Understanding Microfinance

By | January 24, 2014

Have you heard of the term microfinance and wondered what it means? Do you envisage that it is some fancy name for some fancy investment banking?

Microfinance

The beginning of microfinance

You would be completely wrong! It is a term that is used to describe banking and finance that are on low incomes or they are not in work to have some form of banking facilities. These were first introduced in India by the Grameen Bank and Muhammad Yunus have been awarded the Nobel Peace Prize for their work in this sector.
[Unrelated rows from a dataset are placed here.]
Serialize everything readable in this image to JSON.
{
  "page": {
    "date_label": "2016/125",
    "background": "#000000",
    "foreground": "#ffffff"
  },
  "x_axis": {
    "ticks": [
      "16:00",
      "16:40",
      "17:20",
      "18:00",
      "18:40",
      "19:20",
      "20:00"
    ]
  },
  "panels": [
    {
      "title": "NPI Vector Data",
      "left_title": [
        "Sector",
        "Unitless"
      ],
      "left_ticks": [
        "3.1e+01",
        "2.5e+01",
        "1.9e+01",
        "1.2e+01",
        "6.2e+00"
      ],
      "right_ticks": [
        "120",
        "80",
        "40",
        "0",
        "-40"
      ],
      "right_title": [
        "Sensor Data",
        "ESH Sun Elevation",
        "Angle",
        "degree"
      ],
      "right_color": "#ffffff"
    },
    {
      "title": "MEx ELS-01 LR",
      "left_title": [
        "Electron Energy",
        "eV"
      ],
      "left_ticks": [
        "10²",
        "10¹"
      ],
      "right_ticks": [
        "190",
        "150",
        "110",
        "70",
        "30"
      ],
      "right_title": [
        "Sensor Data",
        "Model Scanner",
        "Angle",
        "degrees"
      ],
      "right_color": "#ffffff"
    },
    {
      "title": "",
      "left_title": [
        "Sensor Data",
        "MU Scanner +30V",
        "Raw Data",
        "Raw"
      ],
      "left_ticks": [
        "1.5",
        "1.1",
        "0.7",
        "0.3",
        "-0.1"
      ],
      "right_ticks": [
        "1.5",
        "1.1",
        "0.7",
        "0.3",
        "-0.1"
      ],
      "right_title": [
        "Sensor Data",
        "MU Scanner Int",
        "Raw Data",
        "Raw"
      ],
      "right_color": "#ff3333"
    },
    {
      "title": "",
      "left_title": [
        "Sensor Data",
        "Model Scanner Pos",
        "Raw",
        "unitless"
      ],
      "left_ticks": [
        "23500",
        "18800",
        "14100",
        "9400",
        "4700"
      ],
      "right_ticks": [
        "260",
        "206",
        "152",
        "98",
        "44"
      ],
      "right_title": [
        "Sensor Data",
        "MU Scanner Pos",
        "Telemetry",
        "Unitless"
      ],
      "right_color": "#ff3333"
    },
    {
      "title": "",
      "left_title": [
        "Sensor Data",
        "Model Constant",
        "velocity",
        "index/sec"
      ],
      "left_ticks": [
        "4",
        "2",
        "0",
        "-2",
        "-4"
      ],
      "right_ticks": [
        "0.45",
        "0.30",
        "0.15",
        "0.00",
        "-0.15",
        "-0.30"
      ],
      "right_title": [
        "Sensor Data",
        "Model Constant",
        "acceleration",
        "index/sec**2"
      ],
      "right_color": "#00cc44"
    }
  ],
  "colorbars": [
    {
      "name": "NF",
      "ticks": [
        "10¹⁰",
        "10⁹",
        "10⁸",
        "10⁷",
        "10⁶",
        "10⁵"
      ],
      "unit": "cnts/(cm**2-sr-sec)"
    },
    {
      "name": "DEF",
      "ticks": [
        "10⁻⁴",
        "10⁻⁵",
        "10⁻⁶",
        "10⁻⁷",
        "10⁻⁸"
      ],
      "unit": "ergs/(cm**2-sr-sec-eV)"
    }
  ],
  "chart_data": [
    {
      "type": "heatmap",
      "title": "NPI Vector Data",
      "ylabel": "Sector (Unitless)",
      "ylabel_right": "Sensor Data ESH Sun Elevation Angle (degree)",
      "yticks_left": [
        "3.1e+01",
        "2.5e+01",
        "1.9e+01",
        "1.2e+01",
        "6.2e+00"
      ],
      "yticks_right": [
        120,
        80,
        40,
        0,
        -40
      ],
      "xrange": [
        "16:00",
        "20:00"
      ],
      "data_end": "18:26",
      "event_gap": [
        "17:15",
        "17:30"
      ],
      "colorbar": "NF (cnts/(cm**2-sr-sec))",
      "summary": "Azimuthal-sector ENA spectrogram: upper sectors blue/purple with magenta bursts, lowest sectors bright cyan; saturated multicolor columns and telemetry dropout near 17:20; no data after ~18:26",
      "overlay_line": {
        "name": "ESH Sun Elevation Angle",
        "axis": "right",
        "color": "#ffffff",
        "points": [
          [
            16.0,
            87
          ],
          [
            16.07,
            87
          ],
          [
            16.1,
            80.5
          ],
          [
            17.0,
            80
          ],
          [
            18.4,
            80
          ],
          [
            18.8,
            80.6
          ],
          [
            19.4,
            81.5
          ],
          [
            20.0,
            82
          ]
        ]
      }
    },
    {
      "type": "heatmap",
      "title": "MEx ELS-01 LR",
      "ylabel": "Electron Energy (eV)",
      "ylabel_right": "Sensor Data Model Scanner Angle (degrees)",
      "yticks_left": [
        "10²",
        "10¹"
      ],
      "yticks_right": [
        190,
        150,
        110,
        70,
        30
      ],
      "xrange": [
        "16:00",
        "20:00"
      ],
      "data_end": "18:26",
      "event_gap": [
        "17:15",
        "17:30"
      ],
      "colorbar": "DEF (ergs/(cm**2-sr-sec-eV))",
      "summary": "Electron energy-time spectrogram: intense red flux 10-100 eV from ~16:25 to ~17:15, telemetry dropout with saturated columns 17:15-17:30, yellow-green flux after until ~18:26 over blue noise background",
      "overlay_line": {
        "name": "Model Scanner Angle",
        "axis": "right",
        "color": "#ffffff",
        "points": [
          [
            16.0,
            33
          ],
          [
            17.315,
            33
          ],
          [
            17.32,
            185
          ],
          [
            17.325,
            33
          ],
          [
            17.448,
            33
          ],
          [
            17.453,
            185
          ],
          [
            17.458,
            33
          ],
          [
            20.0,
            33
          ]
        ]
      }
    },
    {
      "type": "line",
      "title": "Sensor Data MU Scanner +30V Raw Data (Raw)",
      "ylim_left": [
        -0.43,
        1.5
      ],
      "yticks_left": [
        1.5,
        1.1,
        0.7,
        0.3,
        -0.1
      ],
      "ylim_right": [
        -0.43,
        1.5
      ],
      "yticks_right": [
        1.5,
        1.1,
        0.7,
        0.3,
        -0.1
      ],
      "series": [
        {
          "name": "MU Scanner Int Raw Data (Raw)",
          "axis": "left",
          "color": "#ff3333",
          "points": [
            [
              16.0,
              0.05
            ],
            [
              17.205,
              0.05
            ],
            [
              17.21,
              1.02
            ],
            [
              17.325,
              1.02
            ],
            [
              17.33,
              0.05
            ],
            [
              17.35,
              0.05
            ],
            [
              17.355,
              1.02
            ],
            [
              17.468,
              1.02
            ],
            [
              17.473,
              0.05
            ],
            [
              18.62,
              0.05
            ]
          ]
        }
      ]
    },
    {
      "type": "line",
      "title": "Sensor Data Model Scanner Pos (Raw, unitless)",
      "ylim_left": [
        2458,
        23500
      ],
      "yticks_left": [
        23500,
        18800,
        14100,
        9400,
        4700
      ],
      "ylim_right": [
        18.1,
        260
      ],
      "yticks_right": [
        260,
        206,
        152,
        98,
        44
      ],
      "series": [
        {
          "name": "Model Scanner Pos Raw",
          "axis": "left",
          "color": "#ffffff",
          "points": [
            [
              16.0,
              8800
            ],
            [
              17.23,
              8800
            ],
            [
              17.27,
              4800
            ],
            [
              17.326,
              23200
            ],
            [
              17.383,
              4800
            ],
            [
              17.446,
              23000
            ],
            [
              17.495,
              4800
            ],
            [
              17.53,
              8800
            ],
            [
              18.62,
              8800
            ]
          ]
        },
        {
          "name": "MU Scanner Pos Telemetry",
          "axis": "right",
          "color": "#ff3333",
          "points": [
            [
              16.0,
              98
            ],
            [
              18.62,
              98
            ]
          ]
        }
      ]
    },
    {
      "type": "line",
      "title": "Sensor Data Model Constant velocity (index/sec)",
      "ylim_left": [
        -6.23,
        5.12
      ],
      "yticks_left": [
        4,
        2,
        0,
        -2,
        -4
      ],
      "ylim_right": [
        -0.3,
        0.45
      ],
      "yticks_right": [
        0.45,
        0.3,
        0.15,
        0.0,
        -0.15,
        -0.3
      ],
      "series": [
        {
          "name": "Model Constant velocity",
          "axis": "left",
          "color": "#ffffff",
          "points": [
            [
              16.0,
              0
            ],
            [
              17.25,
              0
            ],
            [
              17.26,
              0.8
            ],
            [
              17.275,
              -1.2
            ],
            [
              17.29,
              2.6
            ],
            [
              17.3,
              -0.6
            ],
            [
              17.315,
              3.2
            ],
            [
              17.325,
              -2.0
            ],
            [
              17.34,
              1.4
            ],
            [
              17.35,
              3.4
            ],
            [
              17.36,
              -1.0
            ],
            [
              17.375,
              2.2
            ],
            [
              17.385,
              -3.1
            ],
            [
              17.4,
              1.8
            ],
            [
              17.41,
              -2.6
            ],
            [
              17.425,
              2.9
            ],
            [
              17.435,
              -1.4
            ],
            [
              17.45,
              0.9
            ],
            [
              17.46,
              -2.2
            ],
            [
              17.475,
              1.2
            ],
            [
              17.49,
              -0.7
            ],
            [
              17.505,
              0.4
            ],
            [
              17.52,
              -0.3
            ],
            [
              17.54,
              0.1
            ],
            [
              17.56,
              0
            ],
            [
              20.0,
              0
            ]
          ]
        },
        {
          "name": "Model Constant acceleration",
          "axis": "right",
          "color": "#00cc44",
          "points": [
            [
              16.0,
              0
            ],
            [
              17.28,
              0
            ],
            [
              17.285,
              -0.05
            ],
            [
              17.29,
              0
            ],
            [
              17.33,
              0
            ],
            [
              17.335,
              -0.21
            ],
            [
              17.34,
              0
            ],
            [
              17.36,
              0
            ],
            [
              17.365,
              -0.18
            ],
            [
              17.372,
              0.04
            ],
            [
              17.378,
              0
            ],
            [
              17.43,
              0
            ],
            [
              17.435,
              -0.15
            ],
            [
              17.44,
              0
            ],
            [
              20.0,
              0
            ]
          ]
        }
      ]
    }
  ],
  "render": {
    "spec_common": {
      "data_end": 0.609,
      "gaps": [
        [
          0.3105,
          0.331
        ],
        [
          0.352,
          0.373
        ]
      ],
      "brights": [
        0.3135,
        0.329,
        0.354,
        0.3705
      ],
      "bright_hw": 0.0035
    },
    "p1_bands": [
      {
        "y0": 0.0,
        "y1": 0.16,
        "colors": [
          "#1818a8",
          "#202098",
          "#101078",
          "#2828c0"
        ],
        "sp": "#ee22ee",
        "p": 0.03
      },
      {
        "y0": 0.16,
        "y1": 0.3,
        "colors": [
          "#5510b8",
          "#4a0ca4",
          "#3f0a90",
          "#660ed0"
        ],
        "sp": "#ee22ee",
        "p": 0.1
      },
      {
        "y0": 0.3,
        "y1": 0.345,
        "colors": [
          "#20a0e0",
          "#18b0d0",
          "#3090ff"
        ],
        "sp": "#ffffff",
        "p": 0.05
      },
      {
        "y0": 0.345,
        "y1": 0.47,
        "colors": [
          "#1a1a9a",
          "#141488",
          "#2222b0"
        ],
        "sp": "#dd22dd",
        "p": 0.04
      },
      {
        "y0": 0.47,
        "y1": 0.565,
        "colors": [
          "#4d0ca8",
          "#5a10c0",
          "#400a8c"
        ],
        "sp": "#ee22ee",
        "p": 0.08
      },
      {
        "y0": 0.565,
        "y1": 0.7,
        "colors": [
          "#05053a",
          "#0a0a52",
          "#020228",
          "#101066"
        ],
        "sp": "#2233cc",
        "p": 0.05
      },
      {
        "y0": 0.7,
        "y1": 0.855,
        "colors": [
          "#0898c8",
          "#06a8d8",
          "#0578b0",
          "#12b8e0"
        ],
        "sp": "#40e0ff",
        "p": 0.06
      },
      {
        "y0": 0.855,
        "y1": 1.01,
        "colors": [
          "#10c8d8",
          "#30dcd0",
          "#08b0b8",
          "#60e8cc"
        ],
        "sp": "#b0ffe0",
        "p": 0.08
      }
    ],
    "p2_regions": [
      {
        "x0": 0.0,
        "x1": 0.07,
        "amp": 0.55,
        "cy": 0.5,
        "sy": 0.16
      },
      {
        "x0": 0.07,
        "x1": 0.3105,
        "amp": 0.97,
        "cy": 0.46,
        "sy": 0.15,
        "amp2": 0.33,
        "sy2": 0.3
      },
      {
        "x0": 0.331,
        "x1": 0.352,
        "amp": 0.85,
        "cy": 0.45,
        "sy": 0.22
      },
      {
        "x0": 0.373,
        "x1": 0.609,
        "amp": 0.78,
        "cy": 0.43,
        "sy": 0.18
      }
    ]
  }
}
But it is changing; to begin with it was all about non-profit and helping people in poor countries. To educate them to understand how to manage their money, how to budget and what the interest rate on a loan means. These are all things that many people are unsure about and helping them to understand these terms made them wise to the loan sharks and the high interest rates that are offered on alternative loans.

The present

But now there is an increase in the companies that are offering these loans and they are there to make profit, they are not interested in the non-profit options. This has angered many people who think that they are making money from these people is wrong. The average default on these types of loans is just 10% that means that 90% of the money that is lent out is paid back and this is fantastic in the lending industry. These statistics are unheard of and this has attracted the big names to the microfinance area.

It started with the Mexican Compartamos Banco this was a non-profit bank with the need to look after the locals in the microfinance area, until in 2007. They then moved into the for-profit area and released the company on the Mexican Stock Exchange this move financial gain to the tune of $400 million dollars. They have been followed into this area by some great names Barclays, Citigroup and General Electric have all moved into the microfinance area to make money.

This has caused some debates in this area of banking because the idea is to help these people improve their lives and to become educated in the finances so they are able to move out of the poverty that many of them are in. This becomes difficult when they are then charged interest for the loans, it can potentially make these people in worse situation than what they were originally.

But what is important is that they are still learning about the way to budget money and it is typical that these loans are very seldom higher than $100 dollars. The banks work differently to encourage the payments of these loans. They are lumped together with other investors so the peer pressure is used to make sure that they pay the loans on time.

The disadvantages of these types of banking facilities are the ethics behind the loans, should these banks be making money from the poor? Many argue that this isn’t the way that we should be helping the poor people, but at the end of the day no matter what your opinion is on the situation there is a system in place that is there to help those that are less fortunate. They are educating these people to protect themselves from being exploited from people that are going to be making more money from them. Loan sharks operate, they are out there and they target these people, promising them so much and just taking everything from them.

The Grameen Bank is different they are taking the education even further with encouraging their customers to sign up to the ‘16 decisions’ this is designed to encourage the people to have better quality of life they do this by:

‘At every branch of Grameen Bank, the borrowers recite these Decisions and vow to follow them. As a result of the Sixteen Decisions, Grameen borrowers have been encouraged to adopt positive social habits. One such habit includes educating children by sending them to school. Since the Grameen Bank embraced the Sixteen Decisions, almost all Grameen borrowers have their school-age children enrolled in regular classes. This in turn helps bring about social change, and educate the next generation.’  Wikipedia

This is the way forward with the developing world, education to help them and others to have a better quality of life. Whilst at the same time helping them to a better future for them and their families, with improved education for their children and an understanding of the principals of how to use their money wisely.